Date: 2008-10-18 04:09 pm (UTC)
I disagree. Military historian John Lewis Gaddis argues that ending tyranny should once again become an American priority. In keeping with this goal, he identifies the Bush Doctrine with “the policy of the United States to seek and support the growth of democratic movements and institutions in every nation and culture, with the ultimate goal of ending tyranny in our world.” In hindsight, this policy is a principled extension of actions taken by the Clinton administration, as witness your favorite testimony, submitted by former communications director for Deputy Secretary of State Strobe Talbott:
As nations throught the region strove to reform their economies, mitigate ethnic tensions, and broaden civil society, Belgrade seemed to delight in continually moving in the opposite direction.
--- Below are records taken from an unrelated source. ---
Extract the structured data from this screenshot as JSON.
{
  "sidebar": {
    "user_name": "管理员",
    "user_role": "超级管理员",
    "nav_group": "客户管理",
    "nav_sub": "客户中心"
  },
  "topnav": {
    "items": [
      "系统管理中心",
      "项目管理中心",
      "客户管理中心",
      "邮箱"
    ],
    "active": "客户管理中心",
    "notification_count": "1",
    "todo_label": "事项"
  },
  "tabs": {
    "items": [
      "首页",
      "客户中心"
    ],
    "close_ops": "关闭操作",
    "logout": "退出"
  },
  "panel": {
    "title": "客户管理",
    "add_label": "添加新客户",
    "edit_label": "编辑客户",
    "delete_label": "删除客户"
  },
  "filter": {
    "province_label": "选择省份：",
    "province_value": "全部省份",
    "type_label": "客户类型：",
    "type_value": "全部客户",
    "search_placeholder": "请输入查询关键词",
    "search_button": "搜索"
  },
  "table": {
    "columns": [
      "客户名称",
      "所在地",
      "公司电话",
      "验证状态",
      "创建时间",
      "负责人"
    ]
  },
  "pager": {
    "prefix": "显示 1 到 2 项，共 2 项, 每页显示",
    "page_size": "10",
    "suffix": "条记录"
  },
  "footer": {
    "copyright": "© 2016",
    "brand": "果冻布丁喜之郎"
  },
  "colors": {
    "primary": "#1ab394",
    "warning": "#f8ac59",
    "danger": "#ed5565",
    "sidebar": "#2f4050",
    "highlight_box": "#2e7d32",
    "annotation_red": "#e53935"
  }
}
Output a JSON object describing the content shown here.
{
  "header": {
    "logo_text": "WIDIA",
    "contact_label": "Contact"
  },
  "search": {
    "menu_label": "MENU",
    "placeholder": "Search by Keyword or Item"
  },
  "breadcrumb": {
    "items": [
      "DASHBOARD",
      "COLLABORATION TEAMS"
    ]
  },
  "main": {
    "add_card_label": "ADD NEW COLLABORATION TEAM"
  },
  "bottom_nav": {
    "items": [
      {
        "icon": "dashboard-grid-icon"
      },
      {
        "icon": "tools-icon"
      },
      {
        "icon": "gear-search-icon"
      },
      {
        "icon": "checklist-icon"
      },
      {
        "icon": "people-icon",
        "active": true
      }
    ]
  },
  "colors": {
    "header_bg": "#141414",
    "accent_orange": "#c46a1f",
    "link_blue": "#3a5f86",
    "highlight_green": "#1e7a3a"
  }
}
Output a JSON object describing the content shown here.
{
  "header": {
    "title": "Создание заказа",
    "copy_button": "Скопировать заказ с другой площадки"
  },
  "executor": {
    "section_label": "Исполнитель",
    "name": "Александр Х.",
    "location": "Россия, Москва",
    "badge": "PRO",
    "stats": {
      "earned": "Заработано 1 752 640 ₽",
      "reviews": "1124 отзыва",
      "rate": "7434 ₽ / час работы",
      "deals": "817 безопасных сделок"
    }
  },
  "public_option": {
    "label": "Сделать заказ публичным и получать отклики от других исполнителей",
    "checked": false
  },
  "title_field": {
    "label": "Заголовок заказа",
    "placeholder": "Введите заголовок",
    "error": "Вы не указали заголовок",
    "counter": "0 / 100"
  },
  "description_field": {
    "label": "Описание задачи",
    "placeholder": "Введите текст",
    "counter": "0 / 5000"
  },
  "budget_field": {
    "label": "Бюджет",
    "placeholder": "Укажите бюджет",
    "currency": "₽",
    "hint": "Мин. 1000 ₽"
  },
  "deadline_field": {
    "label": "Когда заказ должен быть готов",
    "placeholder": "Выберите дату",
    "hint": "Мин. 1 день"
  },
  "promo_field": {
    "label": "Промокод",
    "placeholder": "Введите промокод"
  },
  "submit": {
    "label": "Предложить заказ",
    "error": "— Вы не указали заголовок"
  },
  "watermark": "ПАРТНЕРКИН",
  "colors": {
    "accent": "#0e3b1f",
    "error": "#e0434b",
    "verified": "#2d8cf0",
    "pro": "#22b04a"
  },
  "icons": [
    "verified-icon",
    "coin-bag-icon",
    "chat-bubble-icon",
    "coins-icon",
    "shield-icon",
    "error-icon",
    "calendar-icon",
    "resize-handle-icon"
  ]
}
It is small wonder NATO and Yugoslavia ended up on a collision course. It was Yugoslavia’s resistance to the broader trends of political and economic reform—not the plight of Kosovar Albanians—than best explains NATO’s war.
—John Norris, Collision Course: NATO, Russia, and Kosovo, Praeger, 2005, p. xxiii
In relation to the goals of economic reform, mitigation of ethnic tensions, and broadening of civil society, the difference between actions in Iraq and Kosovo is only a matter of degree. Its elevation to principle takes place at the point where Gaddis relies upon our Founding Fathers seeing themselves as having seized a beachhead for liberty in a world run by tyrants, in the context of Robert Kagan’s emphasis on their knowledge that the beachhead would have to expand if it was to be secure: “This meant dominating the North American continent, so that liberty could align itself with power. It also meant propagating the first international revolutionary ideology, one that called, in a more distant future, for the overthrow of tyranny throughout the world.”

I am all in favor of this Western Liberationism. By contrast, the Putinist ideology is “sovereign democracy”, a self-conscious borrowing from the Taiwanese attempt to distinguish its national identity in the face of the threat of its absorption, posed by communist mainland China. In other words, Russia defines her nominal compliance with Western civic ideals through contradistinction from their corrosive effect on her national identity, rooted in universal submission to the sovereign. This overt reversal to Eastern Byzantinism originally trademarked by Konstantin Leontyev, leaves America alone to carry the torch of Western revolutionary humanism. I expect the historical place of the Bush Doctrine to be determined accordingly.